Ce que vous ne voyez pas, ce sont les larmes que je viens d’essuyer. Ce que vous ne pouvez pas savoir, c’est que plus tôt dans la journée, j’étais chez un spécialiste de la fertilité pour faire passer trois tests très approfondis pour voir pourquoi nous ne tombions pas enceintes. Pourquoi cela ne nous arrivait-il pas? J’étais là pendant des heures. Quatre heures en fait. Et avant de partir, un médecin m’a parlé dans un bureau privé aux murs nus. Regardant le col de sa chemise, elle a expliqué la “malheureuse nouvelle”, comme elle l’a dit. Une grossesse, quoique peu probable, signifierait pour moi de multiples fausses couches. Mon utérus ne tiendrait jamais un bébé à terme. En un instant, j’ai été bouleversé. Le vent est tombé de moi et je me suis dégonflé.

Je me tiens avec mon mari et deux amis devant un camping-car. Nous l’avons loué avec l’intention de conduire à travers le pays. Dix-huit jours, des milliers de kilomètres, une aventure sans fin. Des photos de cafés originaux, de ballerines s’étendant dans les Badlands, d’étoiles sautant devant le Grand Tetons et le mont Rushmore, de bisons à Yellowstone, de monter à cheval dans la nature sauvage du Wyoming, de déjeuner dans la forêt de séquoias, de barres de plongée ombragées et de mâcher des vignobles.

Chaque image raconte l’histoire d’une aventure des plus mémorables.
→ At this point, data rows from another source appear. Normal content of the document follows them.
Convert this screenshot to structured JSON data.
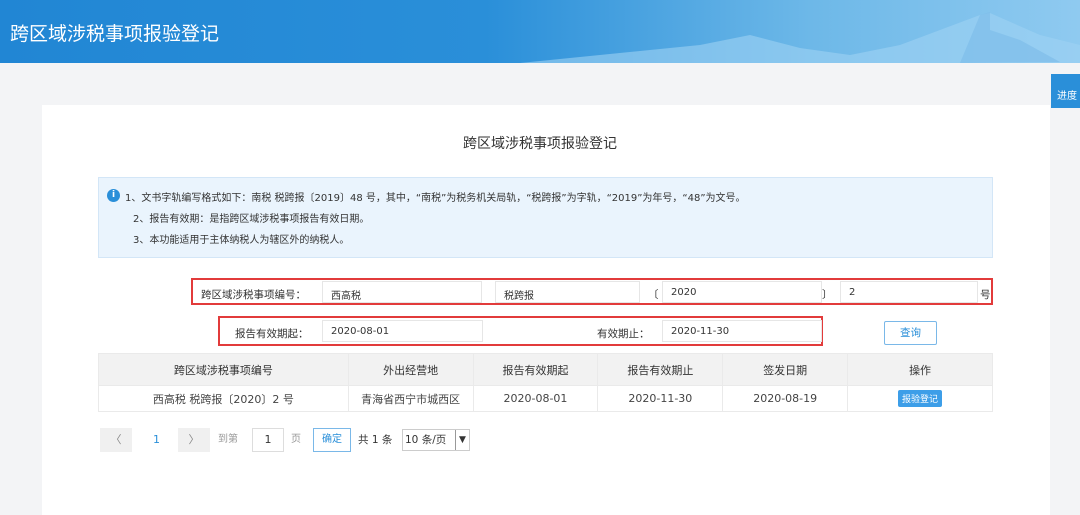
{
  "header": {
    "title": "跨区域涉税事项报验登记"
  },
  "side_tab": {
    "label": "进度"
  },
  "page_title": "跨区域涉税事项报验登记",
  "info": {
    "lines": [
      "1、文书字轨编写格式如下：南税 税跨报〔2019〕48 号，其中，“南税”为税务机关局轨，“税跨报”为字轨，“2019”为年号，“48”为文号。",
      "2、报告有效期：是指跨区域涉税事项报告有效日期。",
      "3、本功能适用于主体纳税人为辖区外的纳税人。"
    ]
  },
  "form": {
    "code_label": "跨区域涉税事项编号：",
    "code_prefix": "西高税",
    "code_word": "税跨报",
    "bracket_open": "〔",
    "code_year": "2020",
    "bracket_close": "〕",
    "code_number": "2",
    "code_suffix": "号",
    "start_label": "报告有效期起：",
    "start_value": "2020-08-01",
    "end_label": "有效期止：",
    "end_value": "2020-11-30",
    "query_button": "查询"
  },
  "table": {
    "headers": [
      "跨区域涉税事项编号",
      "外出经营地",
      "报告有效期起",
      "报告有效期止",
      "签发日期",
      "操作"
    ],
    "rows": [
      {
        "code": "西高税 税跨报〔2020〕2 号",
        "place": "青海省西宁市城西区",
        "start": "2020-08-01",
        "end": "2020-11-30",
        "issue": "2020-08-19",
        "action": "报验登记"
      }
    ]
  },
  "pagination": {
    "prev": "〈",
    "current": "1",
    "next": "〉",
    "goto_label": "到第",
    "goto_value": "1",
    "page_unit": "页",
    "confirm": "确定",
    "total": "共 1 条",
    "page_size": "10 条/页"
  },
  "colors": {
    "header": "#2a8fd9",
    "highlight_border": "#e23b3b",
    "info_bg": "#eaf4fd"
  }
}
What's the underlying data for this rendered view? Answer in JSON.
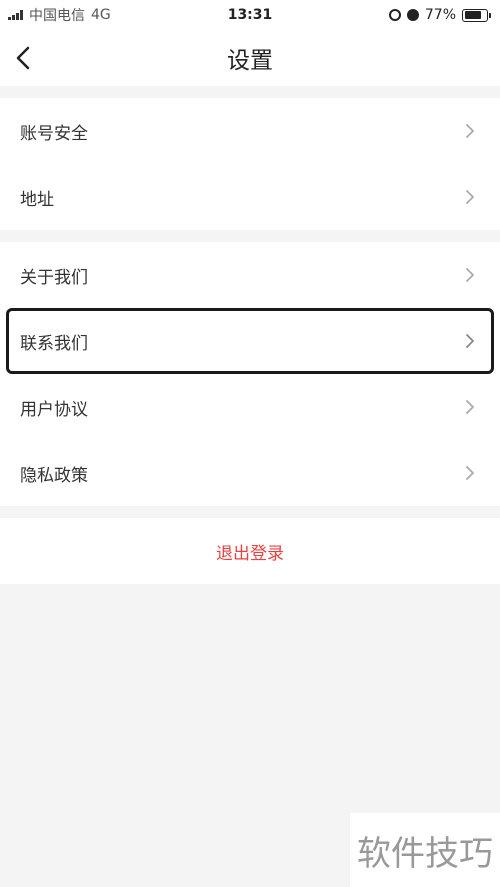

Ce que vous ne voyez pas, c’est que chaque once de ma détermination et de ma concentration a été consacrée à oublier mon diagnostic et à planifier ce voyage. J’avais besoin de m’échapper. Pour comprendre à quoi pourrait ressembler la vie sans enfants. Pourrions-nous gérer cela? Et ce que vous ne savez pas, c’est que 4 jours après notre voyage, alors que je posais avec un épi de maïs géant, je venais de décrocher du téléphone avec un nouveau spécialiste m’informant qu’une échographie 3D a révélé que j’avais été mal diagnostiquée auparavant. Oui, mon utérus avait des problèmes, mais il était opérationnel. Après des mois de chute, mes pieds ont touché le sol.

Je suis au mariage d’un ami, posant avec des gens que je n’ai pas vus depuis des éons. Je danse sur de vieilles chansons d’université, plaisantant comme nous le faisions avant que la vie ne devienne réelle. Je souris sur une photo d’anciens élèves, en me serrant entre de vieux camarades de classe. Quelqu’un est enceinte et je pose avec son ventre en plein essor.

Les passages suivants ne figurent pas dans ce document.